JOURNAL DE VOYAGE
JOUR 1
Ce soir, la délégation transnationale du Knowledge Liberation Front / Front de Libération des Savoirs s’est réunie à Tunis pour commencer le Liberation Without Borders Tour / Tour de Libération sans Frontières. Cette délégation est un projet d’enquête militante qui a été lancé lors du Meeting transnational de Paris de février dernier. Il a comme objectif de renforcer les relations politiques radicales entre les mouvements sociaux méditerranéens.
Nous avons immédiatement commencé à prendre contact dans la situation extrêmement complexe que les mouvements tunisiens sont en train de vivre. Le fil barbelé qui court autour d’un pan de l’Avenue Bourguiba est le signe le plus évident de la tension sociale et politique qui a monté le long des dernières semaines. Ces tensions sont avant tout exaspérées par les scandales causés par une vidéo du Ministre de l’Intérieur qui dénonçait un prochain coup d’état militaire. A la suite de la publication de cette vidéo, le ministre a démissionné.
Cet après-midi, nous avons été les témoins de l’arrestation d’un jeune activiste du FLPT à quelques pas du Ministère de l’Intérieur. Un autre résultat de la tension qui monte, au-delà du couvre-feu qui a été imposé entre 21h et 5h et le ban sur toute manifestation dans la capitale, mesures prises entre jeudi et samedi derniers.
En réponse à cette répression croissante, des manifestations et des grèves ont été appelées pour les prochains jours. Comme l’a commenté une activiste « Cela a été une erreur d’avoir abandonnée le sit-in à la Kasbah […] mais maintenant nous nous reprendrons les rues pour pousser en avant la révolution ».

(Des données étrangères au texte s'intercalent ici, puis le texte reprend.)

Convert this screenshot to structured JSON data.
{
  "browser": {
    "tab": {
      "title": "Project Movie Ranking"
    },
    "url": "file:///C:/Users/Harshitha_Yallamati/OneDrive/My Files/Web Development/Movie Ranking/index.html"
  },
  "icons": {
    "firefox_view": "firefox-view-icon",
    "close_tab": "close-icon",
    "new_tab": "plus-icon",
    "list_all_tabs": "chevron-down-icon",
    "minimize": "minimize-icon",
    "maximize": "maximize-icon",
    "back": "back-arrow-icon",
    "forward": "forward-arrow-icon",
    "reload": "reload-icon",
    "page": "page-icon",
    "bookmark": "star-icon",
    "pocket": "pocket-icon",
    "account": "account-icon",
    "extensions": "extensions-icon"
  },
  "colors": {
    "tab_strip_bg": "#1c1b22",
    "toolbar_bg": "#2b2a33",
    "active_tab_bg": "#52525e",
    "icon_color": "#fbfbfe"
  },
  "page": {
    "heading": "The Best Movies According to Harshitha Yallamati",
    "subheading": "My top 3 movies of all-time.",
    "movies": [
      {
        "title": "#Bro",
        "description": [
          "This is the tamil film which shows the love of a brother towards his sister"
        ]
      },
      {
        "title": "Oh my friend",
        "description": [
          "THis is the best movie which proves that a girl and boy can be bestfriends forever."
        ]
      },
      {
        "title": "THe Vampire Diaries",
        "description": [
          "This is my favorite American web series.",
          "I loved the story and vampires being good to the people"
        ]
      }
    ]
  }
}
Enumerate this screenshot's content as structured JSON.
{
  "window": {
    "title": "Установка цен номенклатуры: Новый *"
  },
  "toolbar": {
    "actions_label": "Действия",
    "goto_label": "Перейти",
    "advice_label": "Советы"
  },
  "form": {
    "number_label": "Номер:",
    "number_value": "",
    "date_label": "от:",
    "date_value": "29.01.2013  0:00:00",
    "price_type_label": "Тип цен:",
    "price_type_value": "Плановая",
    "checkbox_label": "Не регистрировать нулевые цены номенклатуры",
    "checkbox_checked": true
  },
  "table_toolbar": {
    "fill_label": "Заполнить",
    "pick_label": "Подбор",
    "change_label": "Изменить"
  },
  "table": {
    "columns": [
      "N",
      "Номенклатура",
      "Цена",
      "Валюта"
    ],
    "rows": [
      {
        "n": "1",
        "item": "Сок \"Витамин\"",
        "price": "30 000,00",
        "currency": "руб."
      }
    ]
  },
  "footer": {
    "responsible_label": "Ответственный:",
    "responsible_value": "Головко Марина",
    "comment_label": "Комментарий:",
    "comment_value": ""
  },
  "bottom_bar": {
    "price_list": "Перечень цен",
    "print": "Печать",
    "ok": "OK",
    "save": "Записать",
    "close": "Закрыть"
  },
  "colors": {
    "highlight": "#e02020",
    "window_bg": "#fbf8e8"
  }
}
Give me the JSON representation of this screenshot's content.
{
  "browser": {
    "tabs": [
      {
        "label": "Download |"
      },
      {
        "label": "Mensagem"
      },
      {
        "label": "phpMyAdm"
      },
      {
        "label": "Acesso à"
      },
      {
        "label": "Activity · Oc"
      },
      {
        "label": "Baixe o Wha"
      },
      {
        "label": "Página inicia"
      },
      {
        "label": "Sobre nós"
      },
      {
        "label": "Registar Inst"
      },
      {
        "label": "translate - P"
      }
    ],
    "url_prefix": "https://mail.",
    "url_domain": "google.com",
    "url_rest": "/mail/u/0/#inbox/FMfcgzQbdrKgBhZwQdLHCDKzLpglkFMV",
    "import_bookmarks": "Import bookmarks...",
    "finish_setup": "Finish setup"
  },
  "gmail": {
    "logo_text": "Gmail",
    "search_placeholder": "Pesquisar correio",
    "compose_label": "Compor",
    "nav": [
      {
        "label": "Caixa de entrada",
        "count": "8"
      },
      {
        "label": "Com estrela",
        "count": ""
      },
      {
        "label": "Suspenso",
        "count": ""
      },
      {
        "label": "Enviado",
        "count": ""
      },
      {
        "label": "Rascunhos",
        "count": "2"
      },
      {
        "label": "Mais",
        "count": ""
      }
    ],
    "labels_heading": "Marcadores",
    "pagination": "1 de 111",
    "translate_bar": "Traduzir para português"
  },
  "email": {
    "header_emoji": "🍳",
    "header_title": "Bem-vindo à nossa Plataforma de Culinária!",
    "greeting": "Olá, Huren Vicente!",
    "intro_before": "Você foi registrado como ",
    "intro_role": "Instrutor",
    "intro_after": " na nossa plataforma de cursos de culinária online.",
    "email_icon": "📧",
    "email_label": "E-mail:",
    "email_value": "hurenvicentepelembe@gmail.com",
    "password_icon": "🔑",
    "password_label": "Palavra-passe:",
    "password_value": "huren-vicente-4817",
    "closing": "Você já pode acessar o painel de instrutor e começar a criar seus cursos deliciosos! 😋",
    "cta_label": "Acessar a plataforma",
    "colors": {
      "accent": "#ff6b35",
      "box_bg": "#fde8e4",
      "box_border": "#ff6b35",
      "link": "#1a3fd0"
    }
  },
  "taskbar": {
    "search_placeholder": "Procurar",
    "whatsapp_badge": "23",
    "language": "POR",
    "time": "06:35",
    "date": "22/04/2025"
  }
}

Depuis les campagnes et les villes tout autour de Tunis, des centaines de jeunes tunisiens continuent à remplir les rues de la capitale et des autres villes majeures pour pousser dans le sens d’une transformation radicale. Ces jeunes activistes sont maintenant devenus la cible de la répression gouvernementale en raison de leur rôle crucial dans le processus révolutionnaire, et le gouvernement transitoire se montre de plus en plus intéressé à restaurer le statu quo et à les réprimer plutôt que de mener une transformation politique réelle.
Les contacts d’aujourd’hui (qui seront approfondis les jours qui viennent) nous parlent cependant d’un processus ouvert et d’un devenir du changement politique conduit par la force des mouvements sociaux.
Knowledge Liberation Front
13 Mai 2011
JOUR 2
Au cours de notre deuxième journée ici à Tunis, le Tour de Libération sans Frontières / Knowledge Liberation Tour a été immergé dans la réalité chaotique mais stimulante de la Tunisie post-insurrectionnelle. Pendant que le gouvernement transitoire et les médias mainstream essayent de construire l'image d'une situation politique pacifiée - un rappel à l'ordre et à la normalisation - la réalité est celle qu'il y a, au contraire, plusieurs groupes qui poussent pour la continuation du processus révolutionnaire.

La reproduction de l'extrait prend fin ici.